The acceleration of wealth for the richest Americans is being driven by the remarkable recovery of the stock market, which has skyrocketed in large part because of unprecedented action from the Federal Reserve.
“The stock market taking off — and decoupling from the real economy — is exacerbating inequality,” said Kristina Hooper, chief global market strategist at Invesco.
Despite the turmoil on the streets of US cities and a record 43 million Americans filing for unemployment benefits, the Nasdaq is on the cusp of hitting record highs — an astonishing feat that underscores how quickly Wall Street has rebounded.
The Fed’s emergency response, including slashing interest rates to zero and promising to buy unlimited amounts of bonds, was designed to make risky assets like stocks look more attractive. Investors have essentially been forced to gamble on equities — and Big Tech in particular is benefiting from that.
Large tech companies aren’t just surviving during the pandemic — many of them are thriving. The crisis has made Amazon, for instance, even more essential than it already was. Amazon shares have spiked 47% from their mid-March lows.
Facebook (FB) also swiftly recovered to record highs. The net worth of Mark Zuckerberg, the company’s co-founder and CEO, has climbed $30.1 billion since March 18, the IPS report found.
The report calculated billionaire wealth using data provided by the Forbes Global Billionaires List, a real-time assessment of net worth. March 18 is used as the starting date because that is the date tied to the 2020 Forbes Global Billionaire survey. It also roughly matches up with when US states and the federal government began imposing health restrictions.
Other tech power players have also amassed more wealth over the past three months. The net worth of Tesla (TSLA) boss Elon Musk, Google founders Sergey Brin and Larry Page and former Microsoft (MSFT) CEO Steve Ballmer have all climbed by $13 billion or more apiece since March 18, the report found.
Unemployment could soon hit nearly 20%
Meanwhile, the United States has been gripped by mass unemployment caused by social distancing requirements imposed to fight the pandemic.

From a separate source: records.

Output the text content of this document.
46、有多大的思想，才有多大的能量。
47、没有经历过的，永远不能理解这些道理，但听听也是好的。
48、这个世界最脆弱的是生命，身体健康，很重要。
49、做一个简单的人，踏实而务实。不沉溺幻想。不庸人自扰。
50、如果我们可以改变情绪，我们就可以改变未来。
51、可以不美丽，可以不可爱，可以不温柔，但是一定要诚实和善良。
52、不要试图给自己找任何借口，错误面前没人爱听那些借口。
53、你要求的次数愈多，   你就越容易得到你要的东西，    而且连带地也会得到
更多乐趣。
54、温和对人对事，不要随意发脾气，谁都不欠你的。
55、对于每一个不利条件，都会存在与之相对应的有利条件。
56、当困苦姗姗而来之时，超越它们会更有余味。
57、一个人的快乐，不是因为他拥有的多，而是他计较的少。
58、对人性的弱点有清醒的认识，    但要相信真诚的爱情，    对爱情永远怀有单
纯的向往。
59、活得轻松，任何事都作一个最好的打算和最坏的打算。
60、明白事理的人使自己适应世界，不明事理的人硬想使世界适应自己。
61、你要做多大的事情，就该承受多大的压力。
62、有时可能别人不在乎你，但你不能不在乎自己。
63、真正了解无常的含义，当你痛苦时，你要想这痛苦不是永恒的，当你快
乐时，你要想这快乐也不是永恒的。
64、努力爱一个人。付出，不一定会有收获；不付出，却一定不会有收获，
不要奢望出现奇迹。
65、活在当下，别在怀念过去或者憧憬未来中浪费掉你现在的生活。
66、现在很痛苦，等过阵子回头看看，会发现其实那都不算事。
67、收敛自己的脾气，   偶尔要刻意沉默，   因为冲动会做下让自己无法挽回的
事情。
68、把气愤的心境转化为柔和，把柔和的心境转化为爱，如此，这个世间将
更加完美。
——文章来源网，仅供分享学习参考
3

Economists expect Friday’s jobs report to show the United States lost another 8 million jobs in May, lifting the pandemic tally to 28.5 million — three times the number of jobs lost during the Great Recession. The unemployment rate is expected to climb to nearly 20%, higher than it’s been since the Great Depression.
“Surging billionaire wealth juxtaposed with the suffering and plight of millions undermines the social solidarity required for us to recover together in the years ahead,” Chuck Collins, co-author of the IPI report, said in a statement.
Of course, millions of average Americans are also benefiting from the V-shaped recovery in the stock market. The rebound has lifted the value of investment portfolios, pension funds and retirement accounts. Even just betting on a vanilla fund that tracks the S&P 500 would have given investors a tidy return of nearly 40% since the March 23 lows.
About 52% of families owned stocks directly or indirectly through retirement plans like 401(k)s, according to 2016 stats from the Federal Reserve.
Yet a surging stock market helps the rich more than the rest of the country. That’s because the top 10% of households owned 84% of all stocks in 2016, according to NYU professor Edward Wolff.
These trends help explain the unrest that has gripped the United States. Although the initial catalyst was police brutality, the protests and riots are taking place in a nation divided across racial and economic lines. And those fault lines appear to be growing during the pandemic.
“You’ve got a combustible concoction of lost income and inequality,” said Joe Brusuelas, chief economist at RSM International.